According to independent research, there has been an increase in prescription opioid overdose deaths, and these drug overdose cases are not just an urban problem: rural areas too have seen an important increase in overdose deaths.
So, how can a $41 Smartwatch track and warn against drug overdose?
Steve came up with the idea for his smartwatch at the age of 13 when he witnessed his brother suffer an opioid overdose that almost took his life. Determined to make a change, Steve cold-emailed numerous research groups, and when he was in ninth grade, a researcher at the University of Central Florida invited him to join a bioengineering lab. Steve has been working on the project for over three years now.

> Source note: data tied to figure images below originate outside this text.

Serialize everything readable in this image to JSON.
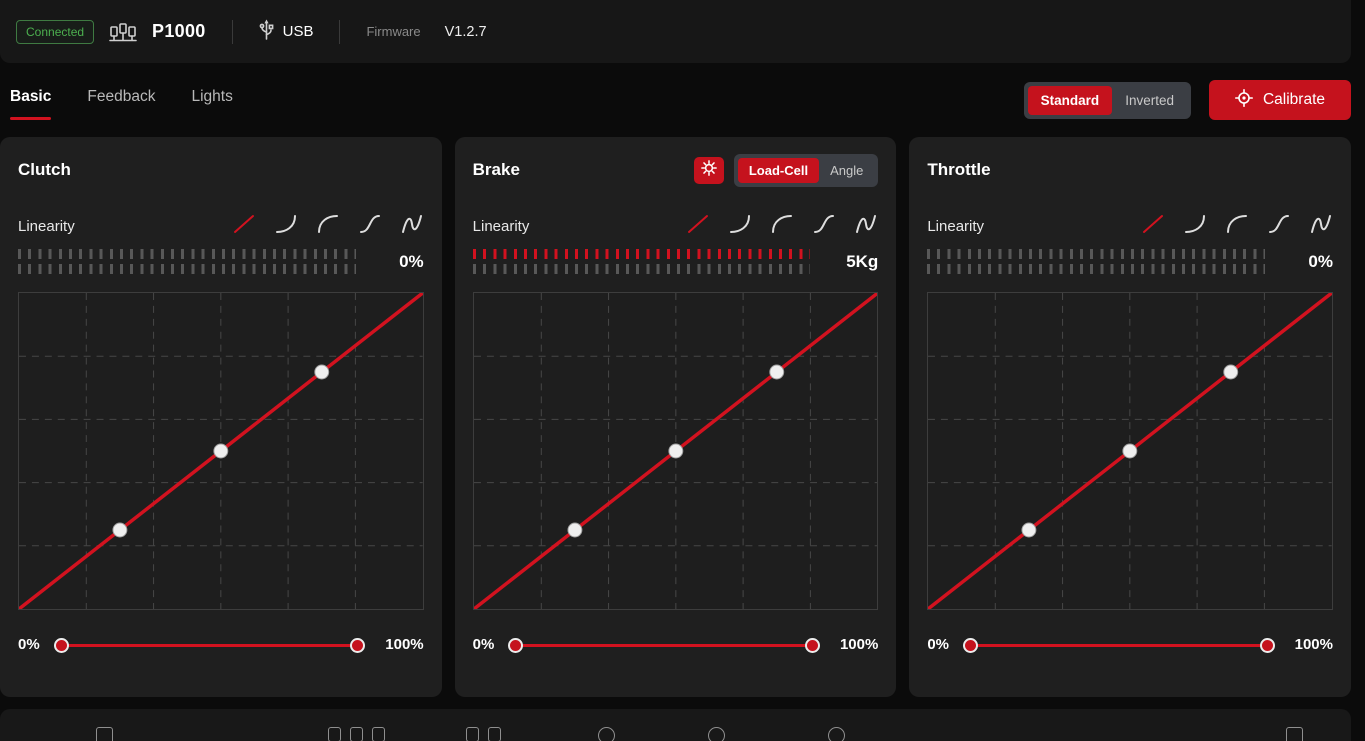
{
  "header": {
    "status_badge": "Connected",
    "device_name": "P1000",
    "connection_type": "USB",
    "firmware_label": "Firmware",
    "firmware_version": "V1.2.7"
  },
  "tabs": {
    "items": [
      {
        "label": "Basic",
        "active": true
      },
      {
        "label": "Feedback",
        "active": false
      },
      {
        "label": "Lights",
        "active": false
      }
    ]
  },
  "orientation_toggle": {
    "standard": "Standard",
    "inverted": "Inverted",
    "selected": "Standard"
  },
  "calibrate": {
    "label": "Calibrate",
    "icon": "gear-target-icon"
  },
  "linearity_options": [
    "linear",
    "ease-out",
    "ease-in",
    "s-curve",
    "wave"
  ],
  "panels": [
    {
      "title": "Clutch",
      "linearity_label": "Linearity",
      "linearity_selected": "linear",
      "deadzone_value": "0%",
      "slider_min": "0%",
      "slider_max": "100%",
      "slider_handles": [
        0,
        100
      ],
      "ticks_highlighted": false
    },
    {
      "title": "Brake",
      "mode_toggle": {
        "load_cell": "Load-Cell",
        "angle": "Angle",
        "selected": "Load-Cell"
      },
      "linearity_label": "Linearity",
      "linearity_selected": "linear",
      "deadzone_value": "5Kg",
      "slider_min": "0%",
      "slider_max": "100%",
      "slider_handles": [
        0,
        100
      ],
      "ticks_highlighted": true
    },
    {
      "title": "Throttle",
      "linearity_label": "Linearity",
      "linearity_selected": "linear",
      "deadzone_value": "0%",
      "slider_min": "0%",
      "slider_max": "100%",
      "slider_handles": [
        0,
        100
      ],
      "ticks_highlighted": false
    }
  ],
  "chart_data": [
    {
      "type": "line",
      "panel": "Clutch",
      "x_range": [
        0,
        100
      ],
      "y_range": [
        0,
        100
      ],
      "points": [
        [
          0,
          0
        ],
        [
          100,
          100
        ]
      ],
      "control_points": [
        [
          25,
          25
        ],
        [
          50,
          50
        ],
        [
          75,
          75
        ]
      ],
      "grid": {
        "cols": 6,
        "rows": 5,
        "style": "dashed"
      },
      "line_color": "#d2121f"
    },
    {
      "type": "line",
      "panel": "Brake",
      "x_range": [
        0,
        100
      ],
      "y_range": [
        0,
        100
      ],
      "points": [
        [
          0,
          0
        ],
        [
          100,
          100
        ]
      ],
      "control_points": [
        [
          25,
          25
        ],
        [
          50,
          50
        ],
        [
          75,
          75
        ]
      ],
      "grid": {
        "cols": 6,
        "rows": 5,
        "style": "dashed"
      },
      "line_color": "#d2121f"
    },
    {
      "type": "line",
      "panel": "Throttle",
      "x_range": [
        0,
        100
      ],
      "y_range": [
        0,
        100
      ],
      "points": [
        [
          0,
          0
        ],
        [
          100,
          100
        ]
      ],
      "control_points": [
        [
          25,
          25
        ],
        [
          50,
          50
        ],
        [
          75,
          75
        ]
      ],
      "grid": {
        "cols": 6,
        "rows": 5,
        "style": "dashed"
      },
      "line_color": "#d2121f"
    }
  ],
  "footer": {
    "icons": [
      "device-icon",
      "pedal-set-icon",
      "layout-icon",
      "gauge-icon",
      "gauge-icon",
      "gauge-icon",
      "panel-icon"
    ]
  },
  "colors": {
    "accent_red": "#d2121f",
    "button_red": "#c5121d",
    "connected_green": "#4cb04f",
    "panel_bg": "#1f1f1f",
    "page_bg": "#0b0b0b"
  }
}
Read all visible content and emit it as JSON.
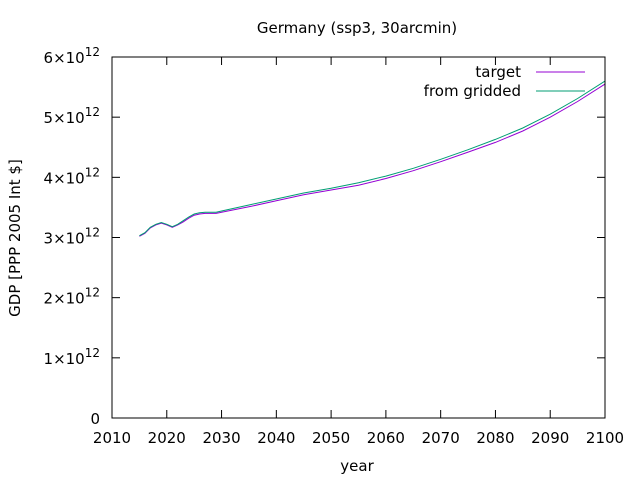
{
  "chart_data": {
    "type": "line",
    "title": "Germany (ssp3, 30arcmin)",
    "xlabel": "year",
    "ylabel": "GDP [PPP 2005 Int $]",
    "xlim": [
      2010,
      2100
    ],
    "ylim": [
      0,
      6
    ],
    "y_multiplier_label": "×10",
    "y_exponent": "12",
    "x_ticks": [
      2010,
      2020,
      2030,
      2040,
      2050,
      2060,
      2070,
      2080,
      2090,
      2100
    ],
    "y_ticks": [
      {
        "value": 0,
        "mantissa": "0",
        "exp": ""
      },
      {
        "value": 1,
        "mantissa": "1",
        "exp": "12"
      },
      {
        "value": 2,
        "mantissa": "2",
        "exp": "12"
      },
      {
        "value": 3,
        "mantissa": "3",
        "exp": "12"
      },
      {
        "value": 4,
        "mantissa": "4",
        "exp": "12"
      },
      {
        "value": 5,
        "mantissa": "5",
        "exp": "12"
      },
      {
        "value": 6,
        "mantissa": "6",
        "exp": "12"
      }
    ],
    "legend_position": "top-right",
    "grid": false,
    "series": [
      {
        "name": "target",
        "color": "#9400d3",
        "x": [
          2015,
          2016,
          2017,
          2018,
          2019,
          2020,
          2021,
          2022,
          2023,
          2024,
          2025,
          2026,
          2027,
          2028,
          2029,
          2030,
          2035,
          2040,
          2045,
          2050,
          2055,
          2060,
          2065,
          2070,
          2075,
          2080,
          2085,
          2090,
          2095,
          2100
        ],
        "values": [
          3.02,
          3.07,
          3.16,
          3.21,
          3.24,
          3.21,
          3.17,
          3.21,
          3.26,
          3.32,
          3.37,
          3.39,
          3.4,
          3.4,
          3.4,
          3.42,
          3.51,
          3.61,
          3.71,
          3.79,
          3.87,
          3.98,
          4.11,
          4.26,
          4.42,
          4.58,
          4.77,
          5.0,
          5.26,
          5.55
        ]
      },
      {
        "name": "from gridded",
        "color": "#009e73",
        "x": [
          2015,
          2016,
          2017,
          2018,
          2019,
          2020,
          2021,
          2022,
          2023,
          2024,
          2025,
          2026,
          2027,
          2028,
          2029,
          2030,
          2035,
          2040,
          2045,
          2050,
          2055,
          2060,
          2065,
          2070,
          2075,
          2080,
          2085,
          2090,
          2095,
          2100
        ],
        "values": [
          3.03,
          3.08,
          3.17,
          3.22,
          3.25,
          3.22,
          3.18,
          3.22,
          3.28,
          3.34,
          3.39,
          3.41,
          3.42,
          3.42,
          3.42,
          3.44,
          3.54,
          3.64,
          3.74,
          3.82,
          3.91,
          4.02,
          4.15,
          4.3,
          4.46,
          4.63,
          4.82,
          5.05,
          5.31,
          5.6
        ]
      }
    ]
  }
}
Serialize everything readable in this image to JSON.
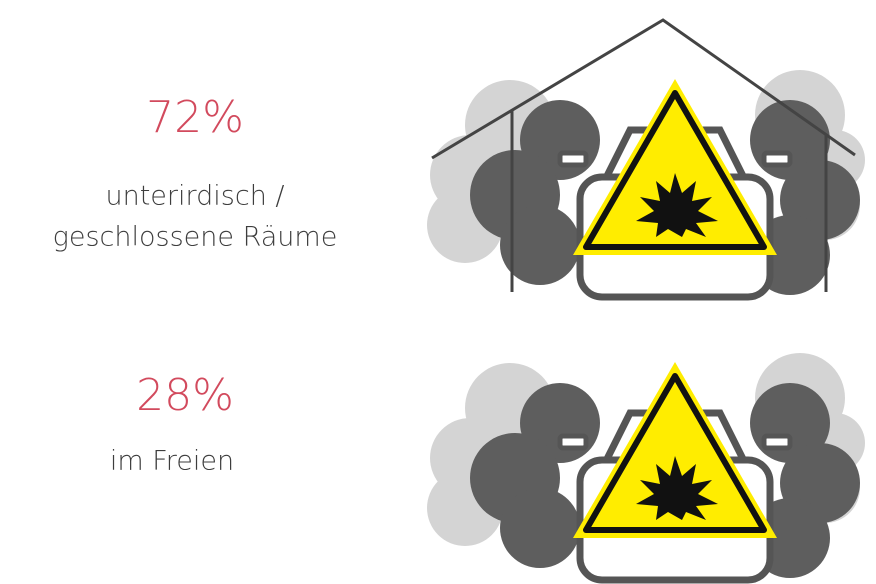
{
  "stats": [
    {
      "percent": "72%",
      "label_lines": [
        "unterirdisch /",
        "geschlossene Räume"
      ]
    },
    {
      "percent": "28%",
      "label_lines": [
        "im Freien"
      ]
    }
  ]
}
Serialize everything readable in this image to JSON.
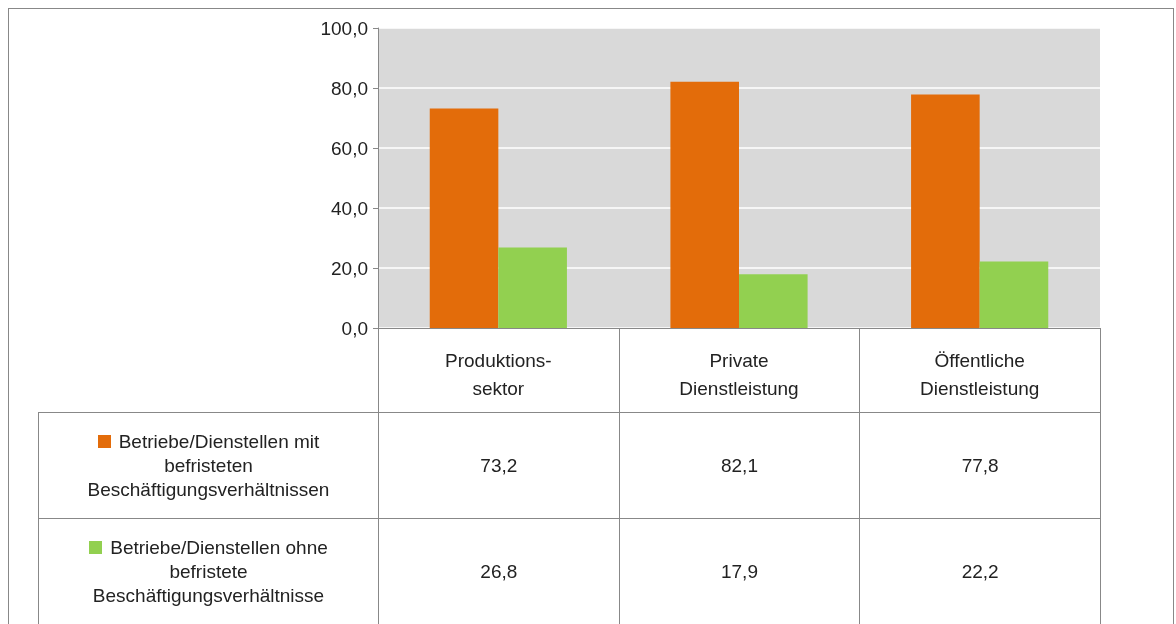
{
  "chart_data": {
    "type": "bar",
    "categories": [
      "Produktions-\nsektor",
      "Private\nDienstleistung",
      "Öffentliche\nDienstleistung"
    ],
    "series": [
      {
        "name": "Betriebe/Dienstellen mit befristeten Beschäftigungsverhältnissen",
        "color": "#e36c0a",
        "values": [
          73.2,
          82.1,
          77.8
        ],
        "value_labels": [
          "73,2",
          "82,1",
          "77,8"
        ]
      },
      {
        "name": "Betriebe/Dienstellen ohne befristete Beschäftigungsverhältnisse",
        "color": "#92d050",
        "values": [
          26.8,
          17.9,
          22.2
        ],
        "value_labels": [
          "26,8",
          "17,9",
          "22,2"
        ]
      }
    ],
    "ylim": [
      0,
      100
    ],
    "yticks": [
      {
        "value": 0,
        "label": "0,0"
      },
      {
        "value": 20,
        "label": "20,0"
      },
      {
        "value": 40,
        "label": "40,0"
      },
      {
        "value": 60,
        "label": "60,0"
      },
      {
        "value": 80,
        "label": "80,0"
      },
      {
        "value": 100,
        "label": "100,0"
      }
    ],
    "grid": "y",
    "legend": "bottom left"
  }
}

“Life-saving medications like naloxone are designed to rapidly reverse overdoses, but they won’t matter if nobody is nearby to administer them during an overdose,” says Milad Hamidi, Steve’s research supervisor at the University of Central Florida.
Milad added, “Steve’s invention, the Rescue Response Smartwatch, helps solve that problem by bringing an alarm system to the wrist of the user.”
If the user’s measurements were to pass a threshold, the smartwatch would automatically send an alert to 911. To establish the threshold measurements, Steve collaborated with the Orlando Regional Medical Center to obtain de-identified clinical datasets from overdose victims. The smartwatch’s intelligent machine learning algorithm was trained on this data. Unlike previous technologies, Steve’s smartwatch incorporates multiple biosensors and an onboard naloxone cartridge. The cartridge can be activated and used during an emergency to manage an overdose.
Steve has built dozens of copies of his Rescue Response Smartwatch, and he partnered with the North American Syringe Exchange Network to freely pass them out to homeless populations. This has been possible because each smartwatch only costs $41 to make, and Steve believes he could decrease it to as low as $22.
Aside from his smartwatch, Steve also invented Oncosentronic, a nanoparticle-based biosensor that can detect breast cancer cells in a patient’s blood samples to help with diagnoses. He hopes to create more medical technologies in the future, and currently, he is starting his very own biotechnology company, Medical Biosentronics, as its CTO. Steve’s work in biosensors has made him a Global Finalist in the Google Science Fair and a recipient of a $20,000 scholarship from the Coca-Cola Scholars Program.